This concept can be used to calculate daily volatility from intraday log returns. At this level the realized volatility ($\sum r^2$) approximately follows Gaussian ARIMA(0,1,q) model, which can be used to produce forecasts. Intuitively one would use the smallest possible interval, but anything less than 15 minutes bring in noise. Overnight returns also need to be taken into account for correct daily volatility estimation.

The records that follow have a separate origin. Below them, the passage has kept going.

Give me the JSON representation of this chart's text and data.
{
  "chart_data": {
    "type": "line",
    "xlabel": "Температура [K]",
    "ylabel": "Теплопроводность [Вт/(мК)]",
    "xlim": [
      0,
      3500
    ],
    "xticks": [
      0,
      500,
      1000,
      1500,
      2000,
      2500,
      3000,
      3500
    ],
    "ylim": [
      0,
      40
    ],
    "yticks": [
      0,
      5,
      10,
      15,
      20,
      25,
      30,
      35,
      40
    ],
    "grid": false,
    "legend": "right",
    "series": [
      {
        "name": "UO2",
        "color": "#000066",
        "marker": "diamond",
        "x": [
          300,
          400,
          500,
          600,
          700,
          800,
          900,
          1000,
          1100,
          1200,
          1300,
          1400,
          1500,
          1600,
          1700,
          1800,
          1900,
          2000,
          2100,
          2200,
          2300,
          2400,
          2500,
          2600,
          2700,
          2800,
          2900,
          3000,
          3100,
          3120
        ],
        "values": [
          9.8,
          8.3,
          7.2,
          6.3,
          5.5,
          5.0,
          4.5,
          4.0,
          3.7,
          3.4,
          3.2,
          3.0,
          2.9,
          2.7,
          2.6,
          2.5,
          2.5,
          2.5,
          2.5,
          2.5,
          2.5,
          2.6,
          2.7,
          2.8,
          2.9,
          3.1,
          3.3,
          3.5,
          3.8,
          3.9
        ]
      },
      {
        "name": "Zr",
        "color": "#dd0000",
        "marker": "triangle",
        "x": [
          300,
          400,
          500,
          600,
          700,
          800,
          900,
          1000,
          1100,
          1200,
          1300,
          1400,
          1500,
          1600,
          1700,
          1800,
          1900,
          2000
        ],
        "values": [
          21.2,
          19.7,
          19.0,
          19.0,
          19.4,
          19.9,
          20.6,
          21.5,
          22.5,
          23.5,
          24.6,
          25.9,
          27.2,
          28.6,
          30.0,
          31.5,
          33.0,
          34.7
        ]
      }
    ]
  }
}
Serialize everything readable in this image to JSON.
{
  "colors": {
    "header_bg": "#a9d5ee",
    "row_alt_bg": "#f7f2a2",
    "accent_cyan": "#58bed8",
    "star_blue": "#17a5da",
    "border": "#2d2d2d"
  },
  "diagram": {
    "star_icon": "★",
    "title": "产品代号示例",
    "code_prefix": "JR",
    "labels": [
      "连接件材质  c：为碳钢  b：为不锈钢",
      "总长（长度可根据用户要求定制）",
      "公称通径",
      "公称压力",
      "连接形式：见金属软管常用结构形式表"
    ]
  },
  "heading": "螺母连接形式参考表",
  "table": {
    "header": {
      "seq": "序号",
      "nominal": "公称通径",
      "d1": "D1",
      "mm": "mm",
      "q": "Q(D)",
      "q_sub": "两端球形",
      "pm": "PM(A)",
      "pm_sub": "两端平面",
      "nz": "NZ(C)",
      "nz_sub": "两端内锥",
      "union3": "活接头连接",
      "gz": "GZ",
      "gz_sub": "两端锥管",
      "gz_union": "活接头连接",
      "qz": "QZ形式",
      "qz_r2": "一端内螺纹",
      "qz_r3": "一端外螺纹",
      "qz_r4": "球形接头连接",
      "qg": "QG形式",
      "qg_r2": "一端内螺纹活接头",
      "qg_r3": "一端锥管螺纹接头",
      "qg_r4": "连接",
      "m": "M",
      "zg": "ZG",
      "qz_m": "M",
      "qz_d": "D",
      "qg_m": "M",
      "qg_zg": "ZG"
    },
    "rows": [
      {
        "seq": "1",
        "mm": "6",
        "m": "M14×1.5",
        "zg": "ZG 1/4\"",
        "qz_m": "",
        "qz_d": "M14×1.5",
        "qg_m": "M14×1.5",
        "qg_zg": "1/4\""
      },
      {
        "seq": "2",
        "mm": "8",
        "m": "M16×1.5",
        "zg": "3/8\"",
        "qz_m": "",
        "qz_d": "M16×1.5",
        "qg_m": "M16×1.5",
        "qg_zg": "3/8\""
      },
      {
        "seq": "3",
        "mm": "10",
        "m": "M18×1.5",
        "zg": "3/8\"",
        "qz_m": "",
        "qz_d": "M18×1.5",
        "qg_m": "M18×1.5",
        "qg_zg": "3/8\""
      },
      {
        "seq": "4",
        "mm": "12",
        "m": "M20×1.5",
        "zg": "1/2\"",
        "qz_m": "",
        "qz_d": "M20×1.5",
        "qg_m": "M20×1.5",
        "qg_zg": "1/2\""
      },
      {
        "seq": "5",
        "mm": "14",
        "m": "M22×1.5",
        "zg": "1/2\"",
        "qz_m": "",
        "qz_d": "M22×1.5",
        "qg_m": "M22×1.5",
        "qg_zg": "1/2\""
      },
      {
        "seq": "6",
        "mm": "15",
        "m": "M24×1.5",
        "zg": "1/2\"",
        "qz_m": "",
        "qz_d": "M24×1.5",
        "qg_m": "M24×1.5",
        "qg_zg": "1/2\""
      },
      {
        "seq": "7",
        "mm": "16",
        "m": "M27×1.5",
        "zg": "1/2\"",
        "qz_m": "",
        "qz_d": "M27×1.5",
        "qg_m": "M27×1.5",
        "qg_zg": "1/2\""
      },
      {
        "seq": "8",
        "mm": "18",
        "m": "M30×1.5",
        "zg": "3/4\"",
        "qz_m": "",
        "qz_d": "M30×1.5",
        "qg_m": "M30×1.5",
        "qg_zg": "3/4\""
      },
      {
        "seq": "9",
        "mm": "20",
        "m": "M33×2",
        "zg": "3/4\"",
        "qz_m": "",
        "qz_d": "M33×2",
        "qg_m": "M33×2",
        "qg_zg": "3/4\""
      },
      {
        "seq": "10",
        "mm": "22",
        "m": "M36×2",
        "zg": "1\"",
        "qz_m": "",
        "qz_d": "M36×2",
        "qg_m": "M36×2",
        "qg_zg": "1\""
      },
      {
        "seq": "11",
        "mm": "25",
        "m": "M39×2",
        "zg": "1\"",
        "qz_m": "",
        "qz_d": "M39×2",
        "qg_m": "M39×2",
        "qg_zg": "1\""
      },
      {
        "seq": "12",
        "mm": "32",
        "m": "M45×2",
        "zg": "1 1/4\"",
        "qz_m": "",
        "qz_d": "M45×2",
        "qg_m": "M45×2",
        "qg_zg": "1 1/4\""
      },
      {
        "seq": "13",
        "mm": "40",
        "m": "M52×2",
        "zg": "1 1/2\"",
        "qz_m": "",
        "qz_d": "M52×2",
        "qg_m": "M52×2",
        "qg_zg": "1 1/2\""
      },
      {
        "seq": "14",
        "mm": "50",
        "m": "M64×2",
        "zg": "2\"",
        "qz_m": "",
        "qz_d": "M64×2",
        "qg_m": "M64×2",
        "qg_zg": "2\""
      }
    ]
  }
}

2) Daily OHLC Prices - Shown to improve volatility estimate. Let $C_t$, $O_t$, $H_t$, and $L_t$ be the Close, Open, High and Low for day t. Also let $f$ be the fraction of day that trading is closed. The conventional volatility estimate is $\sigma^2_t=E[(C_t-C_{t-1})^2|F_{t-1}]$. Based on price following simple diffusion model without drift various estimates of volatility has been proposed, one being $0.5(H_t-L_t)^2-[2ln(2)-1](C_t-O_t)^2$. Yang and Zhang (2000) also proposed an estimate on the lines of $$\hat{\sigma}^2_{yz}=\hat{\sigma}^2_o+k\hat{\sigma}^2_c+(1-k)\hat{\sigma}^2_{rs},$$
where
$$\hat{\sigma}^2_o = \frac{1}{n-1}\sum^n_{t=1}(o_t-\bar{o})^2 \qquad o_t=ln(O_t)-ln(C_{t-1})$$
$$\hat{\sigma}^2_c = \frac{1}{n-1}\sum^n_{t=1}(c_t-\bar{c})^2 \qquad c_t=ln(C_t)-ln(O_t)$$
$$\hat{\sigma}^2_{rs} = \frac{1}{n}\sum^n_{t=1}[u_t(u_t-c_t)+d_t(d_t-c_t)] \qquad u_t=ln(H_t/)_t) \qquad d_t=ln(L_t/O_t)$$
$$k=\frac{0.34}{1.34+(n+1)/(n-1)}$$
quantity k is chosen to minimize the variance of the estimator $\hat{\sigma}^2_{yz}$.

Left out sections: 3.7-3.11, 3.13-3.14, 3.16